綠蘿看著對著兩塊燒炭傻笑的米小七,額,滿腦子的小泡泡。
「小姐……」
「別打擾我,你去休息吧。」米小七揮揮手,兩眼放光,叮叮咚咚開始工作,用剪子錘子一通修整,不多時,兩塊碳粗細和鉛筆相近,將宣紙捲起來,用漿糊沾了一下。
簡易的鉛筆就做出來了,等自己的工具回來之後,再做升級版的鉛筆。
呵呵,看著自己的作品,米小七開心得意,趴在桌子上,勾勾畫畫,很快畫了一幅素描畫,畫好了才發現,竟不知不覺的把小七爸和小七媽畫了下來。

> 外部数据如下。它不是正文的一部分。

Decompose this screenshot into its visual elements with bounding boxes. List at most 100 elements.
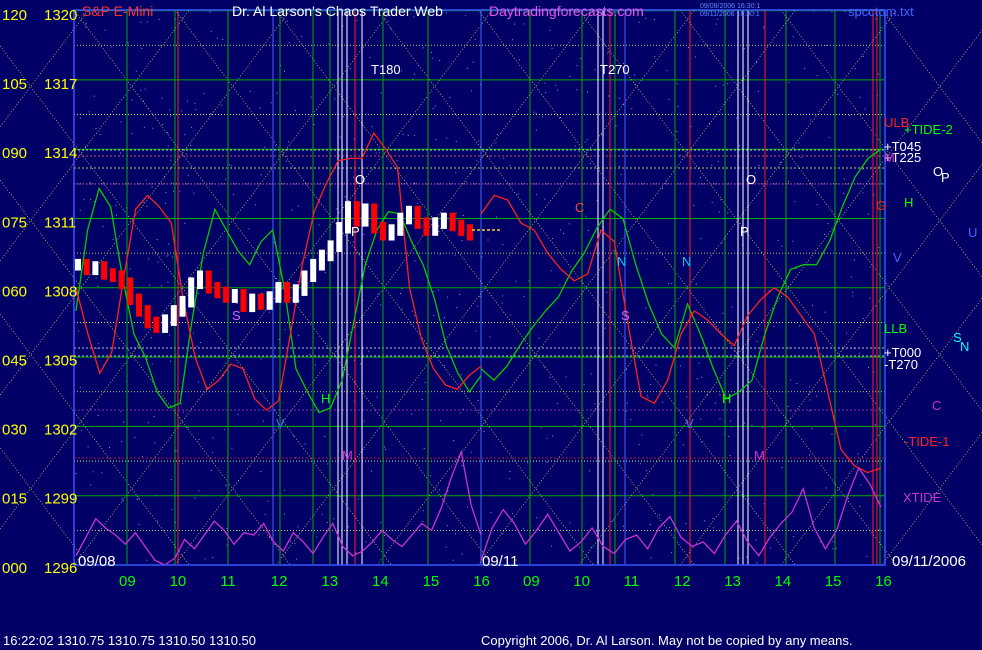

呼,小七眸子微微溼潤,小七爸,小七媽,小七好想你們。
「這個男人是誰?」熟悉的低沉聲音響起。
猛然,米小七被嚇得一哆嗦。
「小七爸。」
北宮炎喉嚨動了動,想問的話,壓了下去,好怪異的頭髮,那麼短,旁邊的那個女子,頭髮也怪怪的。
「這是小七媽。」小七接著介紹道。
「恩,你和你,你娘長得很像。」
「當然了,我是我娘生的。」米小七得意的說道。
「這是什麼東西?」北宮炎目光落在小七手裡的鉛筆上。
「我自己做的筆,用不習慣毛筆。」米小七一邊說著一邊整理了一下桌子。「你答應我的院子,還記得嗎?」
「記得,已經讓黑狸準備了,在明月閣的後院。」
米小七嘴角輕抽,院子裡的院子,還是在你的監視之下,北宮炎,你就不能大方一點!
用過晚膳之後,燭光盈盈,北宮炎在書房看書,米小七鬱悶的看著他,你看書,為毛要把我也拉到書房來,我在這要幹嘛,難不成也看書?
不要吧,米小七自認絕對不是一個愛讀書的好孩子,又沒有小說可以看,無聊,好在,黑狸把米小七要的純鹼,石灰石和石英送來了。
米小七糾結了,難不成在王爺大人面前做實驗,額,還是算了吧,又沒有工具,呼,真是屋漏偏逢連夜雨,鬱悶的眉頭緊蹙,忽然靈光一現。
「王爺,你那把匕首借我玩一玩好不好?」
北宮炎看了一眼米小七,抽出匕首。
某女屁顛屁顛過去取了過來,美滋滋的一笑,「我先出去一下。」
見北宮炎點頭,米小七樂呵呵的往外走。
「黑狸,跟著。」
「是。」暗中響起一個聲音。
米小七出了門直奔柴房,翻翻揀揀,忙的不亦樂乎。
「七小姐,要找什麼?屬下幫您。」黑狸等了半天不見米小七出來,忍不住問道。
「哎呀,大哥,你走路沒有聲音嗎,嚇我一跳。」米小七瞪著大眼睛,小手拍著自己的小胸脯。
大哥?好吧,黑狸被這個稱呼雷到了……
「我要找一塊合適的木材,你幫不上我,不過一會你可以幫我拿過去。」米小七看著黑狸如同調色盤一般的臉,忍不住輕笑。
終於,米小七選了兩塊覺得合適的木頭,樂呵呵送到黑狸的懷裡。
黑狸跟在米小七的身側,聽她嘰嘰喳喳的說著,「哎呀,太好了,終於不用無聊的坐在那一晚上了。」
默默的扶額……
書房。
黑狸將米小七要的木頭放在軟榻的小桌子上,自動隱身。
米小七脫了鞋子,拿起北宮炎的匕首。
北宮炎涼涼的看了一眼,用自己那邊蛟龍首削著木頭的米小七,唇角輕抽。
米小七完全沉浸在自己的小世界裡,手上的動作利落靈活,空中時不時的有木屑飛舞,漸漸的動作慢下來,專注的看著手上的小物件,小心的雕刻著。
北宮炎看書的心情完全被米小七給擾亂了,不自覺的走到了軟榻邊上。
她手裡握著的已經不是先前的木頭,而是一株活靈活現的荷花。呼,用力的吹了自己作品上餘下的木屑,露出一個滿意的笑。
「你還會雕刻?」北宮炎略有些意外的開口。
「無聊嘛,在你這也沒什麼消遣。」米小七努努嘴兒。
「你以前晚上都做什麼?」北宮炎問道。
「看電視,看電影和朋友逛街,再不濟還可以上網看看小說,跟朋友聊天,和哥哥們打牌,可以去酒吧玩,還可以和卡卡玩……」米小七掰著手指頭說的認真至極。